The Financial Services Authority (FSA) has decided it will develop a ‘menu’ approach to deal with concerns over the commission bias raised by consultation paper CP121.
The announcement was the first outcome of its consultation on the reform of polarisation. In CP121 the FSA proposed that in the future IFAs would operate a method of charging clients known as a ‘defined payment scheme’ (DPS), but following industry responses the FSA will now be developing a ‘menu’ approach.
The move means that plans to drop commission charges and replace them with an hourly fee rate, will instead be replaced by a ‘menu’ that allows clients to choose how they pay for advice.
David Severn, head of retail projects at the FSA, said: ‘Some constructive proposals came forward in the responses to CP121 and, of those, the menu option offers the best route for us to achieve our objectives. Importantly it will ensure the form and level of adviser remuneration ‘ and scope for negotiation ‘ is signalled to the customer up front.’
The Association of Independent Financial Advisers (AIFA) and IFA Promotion, which proposed the menu approach, welcomed the announcement.
Paul Smee, director general of AIFA, said: ‘We have said all along the defined payment scheme would be a disaster and would severely reduce the availability of independent financial advice. The menu sets the cost of advice within its value. Another advantage is that it can be used in different distribution channels.’
Adviser firms also praised the about turn, but there were suggestions it should have gone further.
Anna Bowes, savings and investments manager at Chase de Vere Investments, said too much emphasis was being placed on the price of advice.
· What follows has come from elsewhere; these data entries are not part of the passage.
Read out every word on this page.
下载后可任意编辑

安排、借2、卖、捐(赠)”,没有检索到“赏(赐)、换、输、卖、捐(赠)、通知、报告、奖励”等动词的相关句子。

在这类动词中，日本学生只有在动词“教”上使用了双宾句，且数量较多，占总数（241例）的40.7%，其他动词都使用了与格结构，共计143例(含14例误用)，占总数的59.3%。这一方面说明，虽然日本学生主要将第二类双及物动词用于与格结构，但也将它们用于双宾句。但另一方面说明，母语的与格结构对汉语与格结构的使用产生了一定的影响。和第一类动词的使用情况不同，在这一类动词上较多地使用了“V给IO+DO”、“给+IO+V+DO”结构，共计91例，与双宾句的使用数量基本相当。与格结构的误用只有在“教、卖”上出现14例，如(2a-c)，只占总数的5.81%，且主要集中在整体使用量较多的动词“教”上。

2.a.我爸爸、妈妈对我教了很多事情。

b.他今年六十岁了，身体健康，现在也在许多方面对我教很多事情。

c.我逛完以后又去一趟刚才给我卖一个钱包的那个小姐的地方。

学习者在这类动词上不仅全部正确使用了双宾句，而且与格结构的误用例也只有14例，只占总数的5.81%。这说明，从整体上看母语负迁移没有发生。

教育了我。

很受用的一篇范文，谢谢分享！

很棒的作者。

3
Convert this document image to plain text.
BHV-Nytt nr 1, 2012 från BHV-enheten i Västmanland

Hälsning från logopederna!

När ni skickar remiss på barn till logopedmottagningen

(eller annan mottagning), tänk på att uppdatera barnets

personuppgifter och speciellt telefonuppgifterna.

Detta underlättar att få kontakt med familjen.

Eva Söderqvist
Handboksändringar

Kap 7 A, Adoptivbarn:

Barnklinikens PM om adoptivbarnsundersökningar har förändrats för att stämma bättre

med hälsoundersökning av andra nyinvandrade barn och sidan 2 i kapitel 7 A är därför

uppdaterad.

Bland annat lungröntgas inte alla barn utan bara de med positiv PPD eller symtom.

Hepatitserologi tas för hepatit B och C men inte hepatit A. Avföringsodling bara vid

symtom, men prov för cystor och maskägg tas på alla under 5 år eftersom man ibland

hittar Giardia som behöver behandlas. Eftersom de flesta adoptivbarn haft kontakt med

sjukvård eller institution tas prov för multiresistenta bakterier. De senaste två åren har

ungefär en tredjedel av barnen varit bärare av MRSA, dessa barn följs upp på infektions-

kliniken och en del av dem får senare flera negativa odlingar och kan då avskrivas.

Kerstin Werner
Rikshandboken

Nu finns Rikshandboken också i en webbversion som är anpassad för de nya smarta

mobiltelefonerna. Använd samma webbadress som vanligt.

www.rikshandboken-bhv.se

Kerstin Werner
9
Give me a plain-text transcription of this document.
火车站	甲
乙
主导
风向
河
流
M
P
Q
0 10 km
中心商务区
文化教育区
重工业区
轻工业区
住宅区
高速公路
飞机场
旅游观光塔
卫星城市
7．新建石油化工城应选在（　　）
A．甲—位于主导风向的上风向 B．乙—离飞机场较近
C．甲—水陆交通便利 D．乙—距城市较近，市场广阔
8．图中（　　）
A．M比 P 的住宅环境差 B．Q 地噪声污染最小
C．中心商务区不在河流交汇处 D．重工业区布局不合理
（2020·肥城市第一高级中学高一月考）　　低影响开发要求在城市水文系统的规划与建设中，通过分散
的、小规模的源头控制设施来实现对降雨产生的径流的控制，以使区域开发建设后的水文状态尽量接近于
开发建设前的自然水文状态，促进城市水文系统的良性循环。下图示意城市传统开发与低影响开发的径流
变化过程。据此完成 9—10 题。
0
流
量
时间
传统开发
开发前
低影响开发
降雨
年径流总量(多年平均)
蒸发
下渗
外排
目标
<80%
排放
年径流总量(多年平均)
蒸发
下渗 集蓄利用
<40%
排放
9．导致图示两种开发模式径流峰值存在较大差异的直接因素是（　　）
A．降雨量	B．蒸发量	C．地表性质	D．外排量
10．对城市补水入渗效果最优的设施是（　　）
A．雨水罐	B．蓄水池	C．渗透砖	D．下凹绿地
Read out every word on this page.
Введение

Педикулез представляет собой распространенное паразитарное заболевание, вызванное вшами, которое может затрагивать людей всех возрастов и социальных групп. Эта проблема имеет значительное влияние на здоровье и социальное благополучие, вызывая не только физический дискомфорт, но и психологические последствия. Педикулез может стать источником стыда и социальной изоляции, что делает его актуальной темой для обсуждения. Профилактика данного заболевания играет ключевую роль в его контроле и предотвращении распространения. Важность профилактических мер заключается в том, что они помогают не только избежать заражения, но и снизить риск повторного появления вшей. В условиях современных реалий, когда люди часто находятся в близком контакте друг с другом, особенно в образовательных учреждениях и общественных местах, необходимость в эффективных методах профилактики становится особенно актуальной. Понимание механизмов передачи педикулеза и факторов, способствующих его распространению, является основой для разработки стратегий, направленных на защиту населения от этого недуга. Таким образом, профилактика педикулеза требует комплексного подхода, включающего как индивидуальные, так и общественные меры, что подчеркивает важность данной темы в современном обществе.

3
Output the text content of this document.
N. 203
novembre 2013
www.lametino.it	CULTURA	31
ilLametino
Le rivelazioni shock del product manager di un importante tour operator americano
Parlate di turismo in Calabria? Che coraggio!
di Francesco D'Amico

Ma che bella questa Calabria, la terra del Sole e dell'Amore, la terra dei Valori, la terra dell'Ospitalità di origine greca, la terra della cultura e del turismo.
Bowes said: ‘If consumers are to take advice they need to feel comfortable with both the company and the adviser. Price will only be a small part of this decision. The company’s approach to research, compliance and training will be important.’
However, there were still calls for the FSA to do more to remove the confusion for consumers between independent, multi-tied and tied advisers.
‘If a client is unaware whether they are receiving truly independent advice, or advice which is restricted to just a few product providers, how can they decide whether they are being charged the right amount?’ Bowes said.